Salvador Luria, a pioneer who opened the door to modern molecular biology research, was born in Turin, Italy in 1912, and became a radiologist after graduating from the Medical School of the University of Turin. However, he had trouble fitting in with medical work in diagnostic radiology and therapeutics, and he came across a paper on the mutagenic effects of radiation in drosophila written by Max Delbrück, an American scientist who has often been called the "father of molecular biology". This was during the 1930s when quantum mechanics pioneers, such as Wolfgang Pauli and Niels Bohr, were gradually beginning to show an interest in life science. Delbrück, who was a theoretical physicist, was also strongly influenced by that trend, and began to pursue genetic research. Of course, this was a time when the main body of genes was still completely unknown, and it was during this period that Luria encountered bacteriophage. "Phage" is a general term for viruses that can infect bacteria, and Luria was able to work with them using bacterial culture techniques he was familiar with as a medical scientist. At the time, it was known that when phages infect bacteria, most of the bacteria die, but sometimes a very small quantity survive, and all of their progeny acquire phage resistance. Through his ingenious experiments, Luria obtained data showing that this rare phage resistance was not induced by the phage infection, as was thought at the time, but occurred naturally at a certain rate.

Luria found it difficult to develop a theory to explain the results of the experiments by himself, so he did not hesitate to send them to Delbrück, who was in California. Delbrück immediately recognized the importance of these findings, sent to him by an unknown young doctor, and began collaborating with him, instead of returning to Germany, which was then under the Nazi regime. In 1943, they published the famous "Luria-Delbrück experiment", which demonstrated that bacteria also have genes which mutate spontaneously at a certain rate. With their discovery, genes, which had long been a mystery, became recognized as molecules, and at that moment, molecular biology was born. For this achievement, Luria and Delbrück, along with Alfred Hershey, won the 1969 Nobel Prize in Physiology or Medicine. In Luria's autobiography, "A Slot Machine, A Broken Test Tube", he wrote that "An eminent biochemist is reported to have defined molecular biology as the practice of biochemistry without a license.

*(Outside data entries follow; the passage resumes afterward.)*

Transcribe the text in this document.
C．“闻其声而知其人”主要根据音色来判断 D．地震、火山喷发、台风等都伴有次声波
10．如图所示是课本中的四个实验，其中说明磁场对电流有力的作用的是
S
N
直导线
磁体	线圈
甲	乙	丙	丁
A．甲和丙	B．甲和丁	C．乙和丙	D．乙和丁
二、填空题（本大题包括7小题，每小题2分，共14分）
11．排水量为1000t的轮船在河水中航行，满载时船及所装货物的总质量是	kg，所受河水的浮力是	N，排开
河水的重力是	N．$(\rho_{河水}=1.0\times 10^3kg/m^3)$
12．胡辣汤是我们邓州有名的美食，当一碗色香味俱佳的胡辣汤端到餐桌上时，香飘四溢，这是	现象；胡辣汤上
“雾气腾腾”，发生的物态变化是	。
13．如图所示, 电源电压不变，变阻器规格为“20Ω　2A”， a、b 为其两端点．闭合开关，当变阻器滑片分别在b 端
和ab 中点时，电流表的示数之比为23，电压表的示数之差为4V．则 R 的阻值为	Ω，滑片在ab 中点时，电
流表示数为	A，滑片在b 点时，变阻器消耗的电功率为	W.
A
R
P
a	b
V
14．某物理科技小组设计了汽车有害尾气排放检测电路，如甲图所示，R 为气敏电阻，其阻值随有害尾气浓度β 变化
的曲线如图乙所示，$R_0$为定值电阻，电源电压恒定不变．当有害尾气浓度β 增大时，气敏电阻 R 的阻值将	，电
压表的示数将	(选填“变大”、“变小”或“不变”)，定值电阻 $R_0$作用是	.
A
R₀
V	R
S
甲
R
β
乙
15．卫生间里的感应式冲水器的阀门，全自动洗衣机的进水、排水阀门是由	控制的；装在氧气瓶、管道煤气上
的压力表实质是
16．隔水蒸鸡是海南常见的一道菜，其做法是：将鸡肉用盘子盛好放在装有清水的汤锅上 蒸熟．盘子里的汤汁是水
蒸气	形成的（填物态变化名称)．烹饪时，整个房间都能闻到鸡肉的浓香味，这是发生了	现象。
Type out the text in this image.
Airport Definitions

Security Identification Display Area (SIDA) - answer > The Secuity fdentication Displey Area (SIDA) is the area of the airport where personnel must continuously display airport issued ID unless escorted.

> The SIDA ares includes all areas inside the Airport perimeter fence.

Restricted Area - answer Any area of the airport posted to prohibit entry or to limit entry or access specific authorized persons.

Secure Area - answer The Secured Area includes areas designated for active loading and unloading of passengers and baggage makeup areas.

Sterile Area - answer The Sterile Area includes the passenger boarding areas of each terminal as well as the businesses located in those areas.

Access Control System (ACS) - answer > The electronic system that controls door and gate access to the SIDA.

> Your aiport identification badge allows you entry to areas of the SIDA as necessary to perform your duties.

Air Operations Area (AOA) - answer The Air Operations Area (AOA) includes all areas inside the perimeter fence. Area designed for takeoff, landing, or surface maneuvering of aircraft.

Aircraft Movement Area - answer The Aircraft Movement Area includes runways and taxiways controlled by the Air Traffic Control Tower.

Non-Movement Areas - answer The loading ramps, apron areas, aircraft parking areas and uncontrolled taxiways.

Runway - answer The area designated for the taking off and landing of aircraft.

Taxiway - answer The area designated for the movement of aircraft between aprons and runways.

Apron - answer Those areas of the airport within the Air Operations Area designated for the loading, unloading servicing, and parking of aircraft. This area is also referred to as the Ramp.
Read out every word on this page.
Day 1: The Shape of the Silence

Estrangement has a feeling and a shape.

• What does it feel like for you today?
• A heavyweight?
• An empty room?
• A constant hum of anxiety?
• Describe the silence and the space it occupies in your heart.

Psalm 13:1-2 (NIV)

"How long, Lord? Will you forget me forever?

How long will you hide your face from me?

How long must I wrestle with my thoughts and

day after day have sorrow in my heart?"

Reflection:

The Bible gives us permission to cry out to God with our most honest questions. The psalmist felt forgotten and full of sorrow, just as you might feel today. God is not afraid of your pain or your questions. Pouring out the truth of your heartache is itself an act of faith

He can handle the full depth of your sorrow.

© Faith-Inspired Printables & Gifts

Some classical geneticist may have maintained that molecular biology is the study of genetics upon the wrong organisms". However, after their discovery, molecular biologists gathered around them, which became the so-called "phage group". Excellent researchers emerged, including James Watson, Francis Crick, and Renato Dulbecco, and molecular biology advanced dramatically. Professor Emeritus Susumu Tonegawa, a graduate of Kyoto University's Faculty of Science and a Nobel laureate in physiology or medicine, studied under Dulbecco. This also shows that how encounters and discussions with researchers from different backgrounds are important in the advancement of academic and scientific research, and the development of new fields.

The world around us is becoming increasingly complex, and in response to that, the development and advancement of new fields of academic research is required more than ever. It is, of course, important to acquire basic knowledge in established research areas. At the same time, however, I hope that you will maintain a broad perspective, and cultivate a frontier spirit that can open the way to new academic and scientific worlds by engaging and interacting with as many colleagues in different fields as possible. That is one of the great traditions of Kyoto University. You must all be excited about embarking on your new lives as researchers, and I hope that you will thoroughly enjoy engaging with science. I have already spent over 40 years in the world of academic research. I have been through many trials and tribulations during that period, but in the end, I was even able to enjoy the difficult times. I hope that all of you will fully enjoy every day of your studies and research in your chosen Kyoto University graduate school.

In closing, I offer my sincere congratulations once again to each and every one of you on your enrollment.